Still working through purging my pantry, I was inspired by a bag of dried chickpeas (soaked overnight in place of canned chickpeas), a can of coconut milk and, of course, shelves of overflowing spices. Although my result was a little more eclectic than the following recipe, I will try this one soon.
1 Large onion, chopped
4 Garlic cloves, smashed
1 Tablespoon fresh grated ginger
1 Teaspoon olive oil
1 13-Ounce can unsweetened coconut milk
2 Teaspoons garam masala
2 Teaspoons ground turmeric
1 Teaspoon ground cumin
1 Tablespoon honey
1/4 Teaspoon crushed red pepper (more to taste)

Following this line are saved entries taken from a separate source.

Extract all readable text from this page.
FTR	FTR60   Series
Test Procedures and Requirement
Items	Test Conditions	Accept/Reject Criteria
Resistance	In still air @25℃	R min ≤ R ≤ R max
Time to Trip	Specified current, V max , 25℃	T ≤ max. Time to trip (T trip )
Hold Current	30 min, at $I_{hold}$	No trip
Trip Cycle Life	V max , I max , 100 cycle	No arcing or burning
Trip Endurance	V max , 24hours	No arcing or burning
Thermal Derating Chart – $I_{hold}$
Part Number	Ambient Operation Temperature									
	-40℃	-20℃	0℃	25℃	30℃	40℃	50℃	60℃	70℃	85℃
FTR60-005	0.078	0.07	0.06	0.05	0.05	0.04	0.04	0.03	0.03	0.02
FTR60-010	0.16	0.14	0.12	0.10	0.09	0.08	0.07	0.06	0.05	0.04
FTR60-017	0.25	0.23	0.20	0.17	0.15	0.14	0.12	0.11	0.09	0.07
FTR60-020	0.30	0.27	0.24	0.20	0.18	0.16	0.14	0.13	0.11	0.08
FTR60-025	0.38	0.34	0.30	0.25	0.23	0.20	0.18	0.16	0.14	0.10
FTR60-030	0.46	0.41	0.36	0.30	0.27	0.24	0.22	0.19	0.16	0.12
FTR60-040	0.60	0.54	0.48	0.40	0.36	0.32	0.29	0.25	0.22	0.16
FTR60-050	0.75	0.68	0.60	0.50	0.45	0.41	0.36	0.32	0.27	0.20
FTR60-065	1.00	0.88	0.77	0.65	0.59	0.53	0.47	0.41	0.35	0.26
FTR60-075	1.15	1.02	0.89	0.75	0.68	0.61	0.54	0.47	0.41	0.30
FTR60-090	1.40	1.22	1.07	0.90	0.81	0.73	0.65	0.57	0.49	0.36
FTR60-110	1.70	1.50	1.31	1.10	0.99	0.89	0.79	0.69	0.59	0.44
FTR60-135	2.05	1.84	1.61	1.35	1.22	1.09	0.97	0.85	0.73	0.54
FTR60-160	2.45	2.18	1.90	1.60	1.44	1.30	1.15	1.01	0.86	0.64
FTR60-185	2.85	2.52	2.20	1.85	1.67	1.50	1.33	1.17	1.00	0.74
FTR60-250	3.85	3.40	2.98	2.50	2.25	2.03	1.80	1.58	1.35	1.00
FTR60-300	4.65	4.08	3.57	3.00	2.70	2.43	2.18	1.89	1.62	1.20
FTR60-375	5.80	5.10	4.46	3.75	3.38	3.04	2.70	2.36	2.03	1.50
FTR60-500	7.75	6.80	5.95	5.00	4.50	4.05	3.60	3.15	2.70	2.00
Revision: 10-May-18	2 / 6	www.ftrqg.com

2 14-Ounce cans chickpeas, drained
3 Cups sweet potatoes, peeled and chopped
Add the oil to a skillet and place over medium heat. Sautee the onions, garlic and ginger until soft, 3 to 5 minutes, then remove from heat. Place the onion mixture in the blender, along with the coconut milk, all spices, honey and 1 teaspoon salt. Cover and puree until smooth.
Pour the curry blend into the slow cooker then add the chickpeas and chopped sweet potato. Mix well. Place the lid on the slow cooker, and turn on high for 4 to 5 hours or low for 6 to 8 hours. Once the sweet potatoes are soft, serve warm over basmati rice or with Indian style flatbread.
Happy eating and thanks for reading!